One thing I have to say about US District Judge Richard Posner, he doesn't mince words. He's direct and cutting. If only there were more jurists like him on the bench. Cut he did today, in an order slicing Apple and Motorola to bits -- but the fruit-logo company he turned to mush. In a 38-page opinion and order, the judge effectively ended Apple's patent lawsuit against Motorola. Apple can appeal, but it's finished presenting before Posner.
"It would be ridiculous to dismiss a suit for failure to prove damages and allow the plaintiff to refile the suit so that he could have a second chance to prove damages", he writes. "This case is therefore dismissed with prejudice; a separate order to that effect is being entered today". Ouch.
Posner chopped Apple, its case, demands for damages and the legal arguments supporting the lawsuit, following trains of thought he expressed in recent court hearings. That Posner dismissed the case isn't surprising. The fierce rhetoric and how deeply it cuts surprises.

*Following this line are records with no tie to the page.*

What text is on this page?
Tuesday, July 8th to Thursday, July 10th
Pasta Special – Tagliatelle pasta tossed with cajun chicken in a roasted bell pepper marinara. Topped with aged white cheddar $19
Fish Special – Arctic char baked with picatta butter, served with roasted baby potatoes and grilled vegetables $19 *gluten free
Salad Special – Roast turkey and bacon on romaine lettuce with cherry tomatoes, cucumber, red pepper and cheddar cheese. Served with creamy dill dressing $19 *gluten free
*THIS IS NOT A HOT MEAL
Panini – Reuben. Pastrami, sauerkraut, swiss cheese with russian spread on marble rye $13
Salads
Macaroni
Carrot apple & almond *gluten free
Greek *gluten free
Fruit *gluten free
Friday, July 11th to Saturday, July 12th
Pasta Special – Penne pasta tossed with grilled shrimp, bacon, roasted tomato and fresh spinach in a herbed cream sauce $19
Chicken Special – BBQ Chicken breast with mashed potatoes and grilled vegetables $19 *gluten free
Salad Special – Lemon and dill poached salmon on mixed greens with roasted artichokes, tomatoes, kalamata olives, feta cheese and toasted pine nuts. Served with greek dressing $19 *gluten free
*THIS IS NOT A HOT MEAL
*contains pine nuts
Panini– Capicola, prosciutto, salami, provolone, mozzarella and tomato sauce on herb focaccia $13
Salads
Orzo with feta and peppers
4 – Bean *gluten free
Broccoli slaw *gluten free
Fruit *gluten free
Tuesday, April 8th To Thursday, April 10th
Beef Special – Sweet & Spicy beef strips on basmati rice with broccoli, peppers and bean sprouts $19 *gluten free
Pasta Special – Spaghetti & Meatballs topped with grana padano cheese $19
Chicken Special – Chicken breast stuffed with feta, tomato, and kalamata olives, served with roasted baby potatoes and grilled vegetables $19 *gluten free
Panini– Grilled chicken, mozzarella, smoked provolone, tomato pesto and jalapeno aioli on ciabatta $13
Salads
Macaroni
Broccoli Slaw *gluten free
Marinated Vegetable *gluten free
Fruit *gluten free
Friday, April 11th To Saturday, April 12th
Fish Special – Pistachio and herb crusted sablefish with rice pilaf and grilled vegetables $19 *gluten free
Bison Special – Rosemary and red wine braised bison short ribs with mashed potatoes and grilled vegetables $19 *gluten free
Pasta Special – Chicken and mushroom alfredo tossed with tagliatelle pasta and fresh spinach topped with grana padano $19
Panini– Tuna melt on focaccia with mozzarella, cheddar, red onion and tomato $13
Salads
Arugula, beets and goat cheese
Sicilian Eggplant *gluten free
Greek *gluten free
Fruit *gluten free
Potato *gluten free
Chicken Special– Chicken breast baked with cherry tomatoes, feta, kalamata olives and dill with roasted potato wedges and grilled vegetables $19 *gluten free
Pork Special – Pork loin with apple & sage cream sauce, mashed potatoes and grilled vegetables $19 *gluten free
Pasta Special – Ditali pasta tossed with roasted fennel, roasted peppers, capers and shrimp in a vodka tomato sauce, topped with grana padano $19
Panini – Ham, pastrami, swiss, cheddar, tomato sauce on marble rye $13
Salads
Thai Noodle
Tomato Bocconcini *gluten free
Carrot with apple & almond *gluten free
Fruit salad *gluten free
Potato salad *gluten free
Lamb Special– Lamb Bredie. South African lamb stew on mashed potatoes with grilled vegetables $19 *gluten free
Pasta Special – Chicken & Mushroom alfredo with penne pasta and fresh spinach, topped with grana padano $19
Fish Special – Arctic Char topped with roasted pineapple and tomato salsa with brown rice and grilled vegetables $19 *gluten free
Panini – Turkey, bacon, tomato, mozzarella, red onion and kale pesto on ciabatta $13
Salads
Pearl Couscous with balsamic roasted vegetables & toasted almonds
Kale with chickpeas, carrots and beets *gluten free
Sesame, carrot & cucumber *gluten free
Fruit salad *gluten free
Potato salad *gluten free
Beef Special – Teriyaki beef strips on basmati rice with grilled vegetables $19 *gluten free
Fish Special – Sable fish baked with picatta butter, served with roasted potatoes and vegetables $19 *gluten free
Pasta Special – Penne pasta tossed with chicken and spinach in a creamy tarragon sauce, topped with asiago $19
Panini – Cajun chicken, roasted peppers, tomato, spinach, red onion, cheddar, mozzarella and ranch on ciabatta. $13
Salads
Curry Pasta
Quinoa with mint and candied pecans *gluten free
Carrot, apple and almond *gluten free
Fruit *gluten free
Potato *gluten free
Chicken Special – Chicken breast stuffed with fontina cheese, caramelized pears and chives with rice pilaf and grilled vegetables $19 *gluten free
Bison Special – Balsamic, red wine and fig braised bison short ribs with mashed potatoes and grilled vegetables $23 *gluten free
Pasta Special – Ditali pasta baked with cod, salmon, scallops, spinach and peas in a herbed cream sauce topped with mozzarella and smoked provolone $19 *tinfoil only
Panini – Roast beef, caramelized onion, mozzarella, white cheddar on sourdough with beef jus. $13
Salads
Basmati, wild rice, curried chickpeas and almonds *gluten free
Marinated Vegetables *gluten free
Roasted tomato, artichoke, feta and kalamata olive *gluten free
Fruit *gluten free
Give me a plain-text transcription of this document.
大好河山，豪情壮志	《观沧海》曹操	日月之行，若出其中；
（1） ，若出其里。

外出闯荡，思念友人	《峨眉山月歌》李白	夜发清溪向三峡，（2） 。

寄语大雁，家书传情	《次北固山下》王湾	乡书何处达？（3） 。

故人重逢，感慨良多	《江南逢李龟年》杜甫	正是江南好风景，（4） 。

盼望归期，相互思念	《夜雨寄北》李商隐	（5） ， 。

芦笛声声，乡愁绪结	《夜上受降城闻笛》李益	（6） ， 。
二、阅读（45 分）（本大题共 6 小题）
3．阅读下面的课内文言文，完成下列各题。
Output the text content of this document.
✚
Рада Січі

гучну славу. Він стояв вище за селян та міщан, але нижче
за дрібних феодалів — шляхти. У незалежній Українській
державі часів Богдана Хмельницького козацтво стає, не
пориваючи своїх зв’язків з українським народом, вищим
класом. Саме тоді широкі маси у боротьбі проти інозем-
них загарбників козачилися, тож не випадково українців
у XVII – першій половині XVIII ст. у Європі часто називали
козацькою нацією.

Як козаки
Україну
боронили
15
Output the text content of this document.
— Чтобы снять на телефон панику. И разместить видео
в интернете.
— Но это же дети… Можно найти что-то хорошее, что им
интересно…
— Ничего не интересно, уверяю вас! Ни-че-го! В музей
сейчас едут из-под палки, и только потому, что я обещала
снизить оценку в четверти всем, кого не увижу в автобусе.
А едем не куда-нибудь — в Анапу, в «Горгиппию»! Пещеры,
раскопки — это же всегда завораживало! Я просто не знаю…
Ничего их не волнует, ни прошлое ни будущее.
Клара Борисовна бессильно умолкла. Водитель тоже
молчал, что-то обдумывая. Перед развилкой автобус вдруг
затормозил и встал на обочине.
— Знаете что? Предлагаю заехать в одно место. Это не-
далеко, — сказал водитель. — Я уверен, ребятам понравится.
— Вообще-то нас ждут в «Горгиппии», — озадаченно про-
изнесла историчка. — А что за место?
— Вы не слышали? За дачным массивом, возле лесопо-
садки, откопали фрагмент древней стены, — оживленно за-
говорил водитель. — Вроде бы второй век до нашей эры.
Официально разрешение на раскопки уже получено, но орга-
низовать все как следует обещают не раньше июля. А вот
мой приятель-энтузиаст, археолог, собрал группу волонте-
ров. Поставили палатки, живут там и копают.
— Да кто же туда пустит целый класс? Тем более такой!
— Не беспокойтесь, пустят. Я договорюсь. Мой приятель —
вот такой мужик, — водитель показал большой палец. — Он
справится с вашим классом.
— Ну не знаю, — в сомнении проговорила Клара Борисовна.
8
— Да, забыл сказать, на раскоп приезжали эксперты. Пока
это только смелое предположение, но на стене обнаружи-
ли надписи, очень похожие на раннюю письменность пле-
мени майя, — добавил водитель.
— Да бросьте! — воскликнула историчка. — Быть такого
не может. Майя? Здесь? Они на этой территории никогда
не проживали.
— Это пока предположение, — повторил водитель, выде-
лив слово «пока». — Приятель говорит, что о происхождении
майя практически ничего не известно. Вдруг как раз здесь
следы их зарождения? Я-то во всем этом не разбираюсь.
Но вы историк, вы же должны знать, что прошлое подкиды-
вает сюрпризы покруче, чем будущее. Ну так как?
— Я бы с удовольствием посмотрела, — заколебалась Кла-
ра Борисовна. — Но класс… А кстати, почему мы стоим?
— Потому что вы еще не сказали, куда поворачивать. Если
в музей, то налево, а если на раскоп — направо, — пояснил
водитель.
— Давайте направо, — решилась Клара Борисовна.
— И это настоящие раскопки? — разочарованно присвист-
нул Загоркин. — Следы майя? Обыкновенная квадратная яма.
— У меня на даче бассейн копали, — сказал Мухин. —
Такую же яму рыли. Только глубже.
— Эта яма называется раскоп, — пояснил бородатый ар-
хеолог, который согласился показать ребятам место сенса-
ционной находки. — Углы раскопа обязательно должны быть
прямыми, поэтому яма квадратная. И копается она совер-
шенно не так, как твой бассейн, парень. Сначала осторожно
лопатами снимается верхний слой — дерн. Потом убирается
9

What I found most interesting: Apple's attempt to do with the court what it does elsewhere -- use clever marketing to convince and cajole. Posner wants nothing but substantive legal arguments in his courtroom. He writes:
In its latest written and oral submissions Apple attempts what I told its legal team at a pretrial conference I would not let it do in the liability trials then envisaged: turn the case into an Apple versus Motorola popularity contest. Apple wanted me to allow into evidence media reports attesting to what a terrific product the iPhone is. I said I would not permit this because the quality of the iPhone (and of related Apple products, primarily the iPad) and consumers' regard for it have, so far as the record shows, nothing to do with the handful of patent claims that I had ruled presented triable issues of infringement. Apple’s 'feel good' theory does not indicate that infringement of these claims (if they were infringed) reduced Apple’s sales or market share, or impaired consumer goodwill toward Apple products.
The case is important to Apple, or was. Google now owns Motorola, setting up a direct patent fight between the companies and an outcome that could affect all Android, not just a licensee. But Posner wouldn't let the case go that far.
Not that he showed much love for Motorola either and its attempts to get damages from Apple for using what are commonly called FRAND -- "free, reasonable and non-discriminatory" -- or RAND patents. To participate in technology standards, patent holders agree to license on reasonable terms. These cover what are typically called "standard essential patents" that are broadly adopted and necessary, meaning certain products require them.
Posner stated many reasons why Motorola's demands aren't reasonable. Among them: "The Federal Trade Commission recently issued a policy statement which implies that injunctive relief is indeed unavailable for infringement of a patent governed by FRAND".
While both sides are losers, Apple had the most to gain, and so the most to lose. Motorola's FRAND claims already were tenuous at best. From Posner's perspective, neither side made a compelling case for damages or calculation of them. Nor compelling reason for them.